Think of it like coordinates on a map except instead of two dimensions (latitude and longitude), you might have hundreds or thousands of dimensions. Each dimension captures some abstract feature the model learned during training.

When engineers say store the vectors, they are storing these numerical representations so they can later compare meaning mathematically.


3. Similarity (Cosine Similarity)

Core Idea: Cosine similarity measures how close two vectors are in space.

Once text has been converted into vectors, we need a way to compare them.

Cosine similarity is one of the most common methods used to measure how close two vectors are. Instead of comparing raw values directly, it measures the angle between the vectors in space. If the angle is small, the meanings are similar. If the angle is wide, they are unrelated.

You do not need the formula to understand the idea. Imagine two arrows pointing in nearly the same direction they represent similar concepts. If they point in completely different directions, the meanings diverge.

Similarity becomes something you can calculate.


4. Similarity Search

Core Idea: Similarity search means finding vectors that are closest to a given vector.

Suppose you embed the question: How do I reset my password? The system converts it into a vector and then searches through stored vectors to find the ones closest to it in space. The results might include documentation about account recovery or password policies even if those documents do not use the exact same wording.

This is why modern AI retrieval systems are not limited to keyword matching. They search by meaning, not just by text overlap.

Similarity search is the backbone of systems like Retrieval-Augmented Generation, which we will explore in the next article.


5. Vector Database

Core Idea: A vector database is a system optimized to store and search large numbers of embeddings efficiently.

Traditional databases are built for exact matches. They are excellent at answering questions like find rows where ID equals 42. Vector databases are designed for a different task: find items that are closest in meaning to this input.

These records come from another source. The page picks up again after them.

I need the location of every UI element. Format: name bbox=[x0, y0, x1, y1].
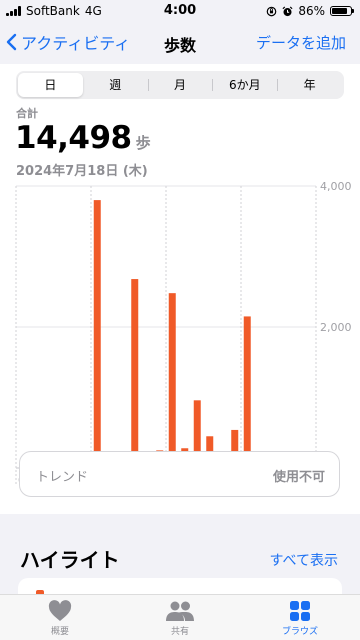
steps-card: 日 週 月 6か月 年 合計 14,498 歩 2024年7月18日 (木) 4,… bbox=[0, 64, 360, 514]
tab-bar: 概要 共有 ブラウズ bbox=[0, 594, 360, 640]
segment-week[interactable]: 週 bbox=[83, 73, 148, 97]
trend-label: トレンド bbox=[36, 470, 89, 485]
y-tick-label: 4,000 bbox=[320, 180, 352, 193]
back-button[interactable]: アクティビティ bbox=[6, 30, 130, 54]
segment-year[interactable]: 年 bbox=[277, 73, 342, 97]
people-icon bbox=[166, 601, 194, 621]
tab-browse-label: ブラウズ bbox=[281, 627, 318, 637]
trend-status: 使用不可 bbox=[272, 470, 325, 485]
see-all-link[interactable]: すべて表示 bbox=[270, 550, 338, 570]
total-steps-unit: 歩 bbox=[135, 134, 151, 152]
status-time: 4:00 bbox=[163, 3, 197, 18]
bar-hour-12[interactable] bbox=[168, 293, 176, 468]
steps-bar-chart[interactable]: 4,0002,0000 0時6時12時18時 bbox=[0, 180, 360, 492]
back-label: アクティビティ bbox=[21, 34, 131, 53]
battery-icon bbox=[330, 6, 354, 16]
time-range-segmented-control: 日 週 月 6か月 年 bbox=[16, 71, 344, 99]
bar-hour-9[interactable] bbox=[131, 279, 139, 468]
tab-summary[interactable]: 概要 bbox=[0, 595, 120, 640]
bar-hour-6[interactable] bbox=[93, 200, 101, 468]
segment-day[interactable]: 日 bbox=[18, 73, 83, 97]
total-steps-value: 14,498 bbox=[15, 120, 132, 156]
trend-card[interactable]: トレンド 使用不可 bbox=[19, 451, 340, 497]
tab-sharing[interactable]: 共有 bbox=[120, 595, 240, 640]
navigation-bar: アクティビティ 歩数 データを追加 bbox=[0, 24, 360, 60]
segment-month[interactable]: 月 bbox=[147, 73, 213, 97]
tab-sharing-label: 共有 bbox=[170, 627, 189, 637]
segment-six-months[interactable]: 6か月 bbox=[212, 73, 277, 97]
tab-browse[interactable]: ブラウズ bbox=[240, 595, 360, 640]
total-label: 合計 bbox=[16, 107, 38, 120]
y-tick-label: 2,000 bbox=[320, 321, 352, 334]
add-data-button[interactable]: データを追加 bbox=[256, 32, 346, 53]
tab-summary-label: 概要 bbox=[50, 627, 69, 637]
bar-hour-18[interactable] bbox=[243, 316, 251, 468]
status-bar: SoftBank 4G 4:00 86% bbox=[0, 0, 360, 22]
page-title: 歩数 bbox=[163, 36, 196, 55]
heart-icon bbox=[48, 600, 72, 621]
selected-date: 2024年7月18日 (木) bbox=[16, 164, 148, 179]
total-steps: 14,498 歩 bbox=[15, 120, 151, 156]
highlights-title: ハイライト bbox=[20, 548, 120, 572]
grid-icon bbox=[290, 601, 310, 621]
chevron-left-icon bbox=[6, 33, 17, 51]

Because embeddings can be large and numerous, specialized indexing techniques are used to make similarity search fast at scale. Without vector databases, large AI knowledge systems would be slow and impractical.

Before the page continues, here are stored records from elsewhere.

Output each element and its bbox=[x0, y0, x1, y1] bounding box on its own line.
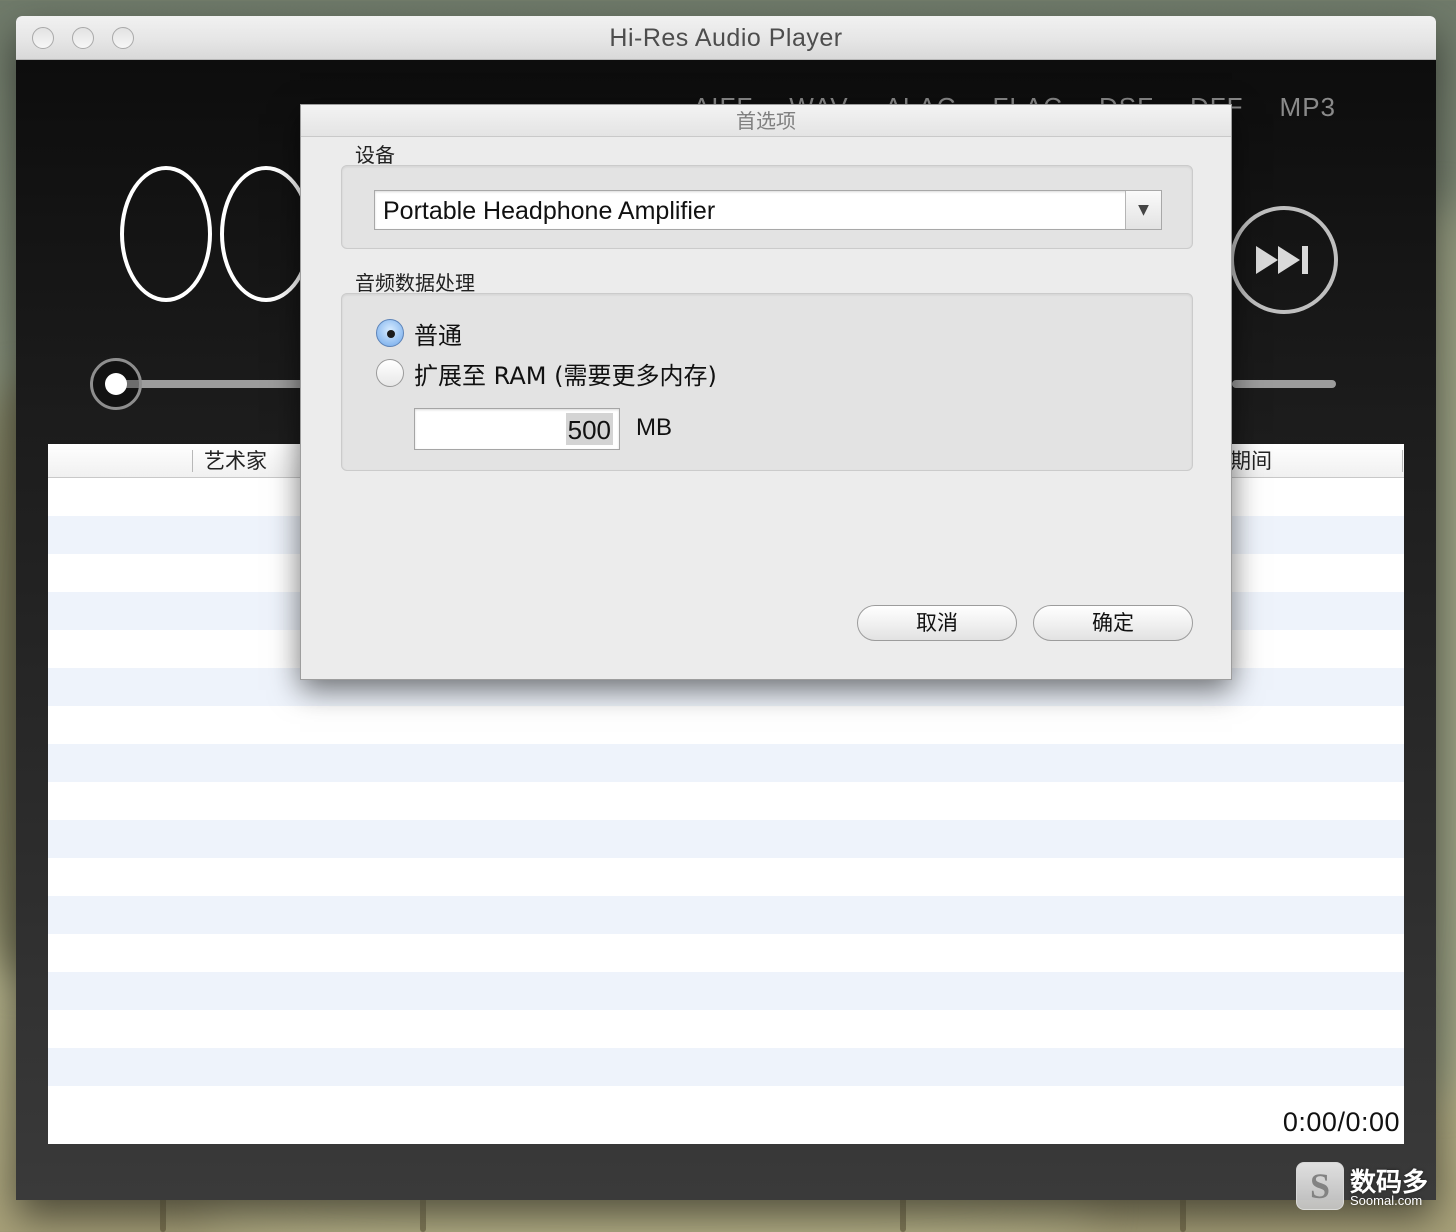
table-row[interactable] bbox=[48, 896, 1404, 934]
device-select[interactable]: Portable Headphone Amplifier ▼ bbox=[374, 190, 1162, 230]
table-row[interactable] bbox=[48, 744, 1404, 782]
table-row[interactable] bbox=[48, 782, 1404, 820]
column-separator bbox=[1402, 450, 1403, 472]
radio-ram[interactable] bbox=[376, 359, 404, 387]
table-row[interactable] bbox=[48, 858, 1404, 896]
preferences-dialog: 首选项 设备 Portable Headphone Amplifier ▼ 音频… bbox=[300, 104, 1232, 680]
ram-size-unit: MB bbox=[636, 414, 672, 441]
table-row[interactable] bbox=[48, 1010, 1404, 1048]
option-ram-label: 扩展至 RAM (需要更多内存) bbox=[414, 361, 717, 390]
ram-size-value: 500 bbox=[565, 413, 613, 445]
option-ram[interactable]: 扩展至 RAM (需要更多内存) bbox=[376, 356, 717, 390]
audio-processing-group: 普通 扩展至 RAM (需要更多内存) 500 MB bbox=[341, 293, 1193, 471]
window-title: Hi-Res Audio Player bbox=[609, 24, 843, 52]
column-header-artist[interactable]: 艺术家 bbox=[204, 448, 267, 474]
audio-group-label: 音频数据处理 bbox=[355, 271, 475, 295]
table-row[interactable] bbox=[48, 934, 1404, 972]
table-row[interactable] bbox=[48, 820, 1404, 858]
device-group-label: 设备 bbox=[355, 143, 395, 167]
radio-normal[interactable] bbox=[376, 319, 404, 347]
device-select-value: Portable Headphone Amplifier bbox=[383, 197, 716, 225]
seek-bar-end[interactable] bbox=[1232, 380, 1336, 388]
table-row[interactable] bbox=[48, 1048, 1404, 1086]
time-digit-zero bbox=[120, 166, 212, 302]
watermark: S 数码多 Soomal.com bbox=[1296, 1162, 1442, 1210]
column-separator bbox=[192, 450, 193, 472]
dialog-title: 首选项 bbox=[301, 105, 1231, 137]
cancel-button[interactable]: 取消 bbox=[857, 605, 1017, 641]
chevron-down-icon[interactable]: ▼ bbox=[1125, 191, 1161, 229]
table-row[interactable] bbox=[48, 972, 1404, 1010]
device-group: Portable Headphone Amplifier ▼ bbox=[341, 165, 1193, 249]
ok-button[interactable]: 确定 bbox=[1033, 605, 1193, 641]
watermark-site: Soomal.com bbox=[1350, 1193, 1423, 1208]
format-label: MP3 bbox=[1279, 92, 1336, 122]
seek-bar[interactable] bbox=[116, 380, 306, 388]
title-bar[interactable]: Hi-Res Audio Player bbox=[16, 16, 1436, 60]
ram-size-field[interactable]: 500 bbox=[414, 408, 620, 450]
option-normal[interactable]: 普通 bbox=[376, 316, 462, 350]
elapsed-time: 0:00/0:00 bbox=[1282, 1107, 1400, 1137]
column-header-duration[interactable]: 期间 bbox=[1230, 448, 1272, 474]
seek-handle[interactable] bbox=[90, 358, 142, 410]
time-digit-zero bbox=[220, 166, 312, 302]
next-track-button[interactable] bbox=[1230, 206, 1338, 314]
soomal-logo: S bbox=[1296, 1162, 1344, 1210]
option-normal-label: 普通 bbox=[414, 321, 462, 350]
table-row[interactable] bbox=[48, 706, 1404, 744]
skip-next-icon bbox=[1256, 246, 1308, 274]
seek-handle-dot bbox=[105, 373, 127, 395]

In short, a vector database is infrastructure for geometric search.


6. Latent Space

Core Idea: Latent space is the abstract space where embeddings exist.

You cannot visualize it easily because it may contain hundreds of dimensions. But conceptually, imagine a vast map where every idea has a coordinate. Related ideas cluster together. Unrelated ideas are far apart.

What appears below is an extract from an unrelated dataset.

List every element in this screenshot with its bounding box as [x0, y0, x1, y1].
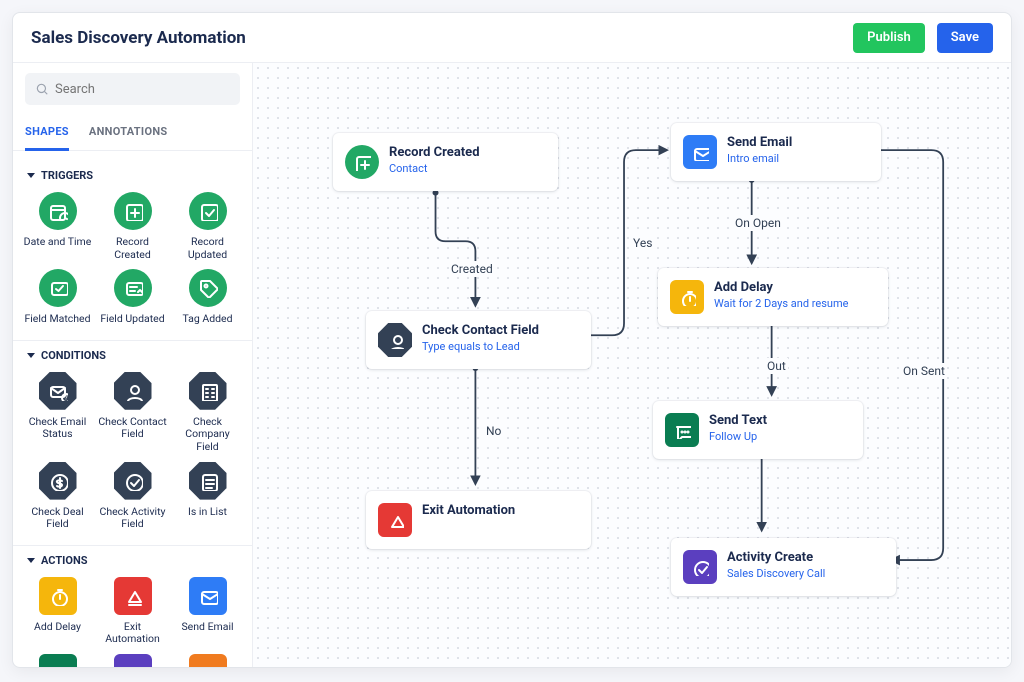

The model does not manually design this space. It learns it during training by adjusting internal parameters until similar inputs consistently end up near each other.

When people say a model understands something, what they really mean is that the concept occupies a meaningful position in this learned space.


7. Chunking

Core Idea: Chunking is breaking large documents into smaller pieces before creating embeddings.

If you embed an entire 100-page document as a single vector, the representation becomes too broad and retrieval becomes imprecise. Instead, documents are divided into manageable segments often a few hundred tokens each. Each chunk receives its own embedding.

This improves retrieval accuracy. When a user asks a question, the system can locate the specific portion of a document that is relevant, rather than retrieving an entire file.

Chunking may sound simple, but it plays a crucial role in building effective AI knowledge systems.


Bringing It Together

In Part 1, we saw how language becomes tokens and tokens become numbers. That was about structure.

In this article, we saw how numbers become meaning. That is about position.

  • Embeddings convert text into vectors.
  • Vectors live in latent space.
  • Similarity measures distance.
  • Vector databases make geometric search practical.
  • Chunking improves precision.

Once you see language as geometry, modern AI systems stop feeling mystical. They become structured, measurable systems operating on spatial relationships.

And that geometric foundation is what enables the next layer connecting models to real-world knowledge through retrieval systems.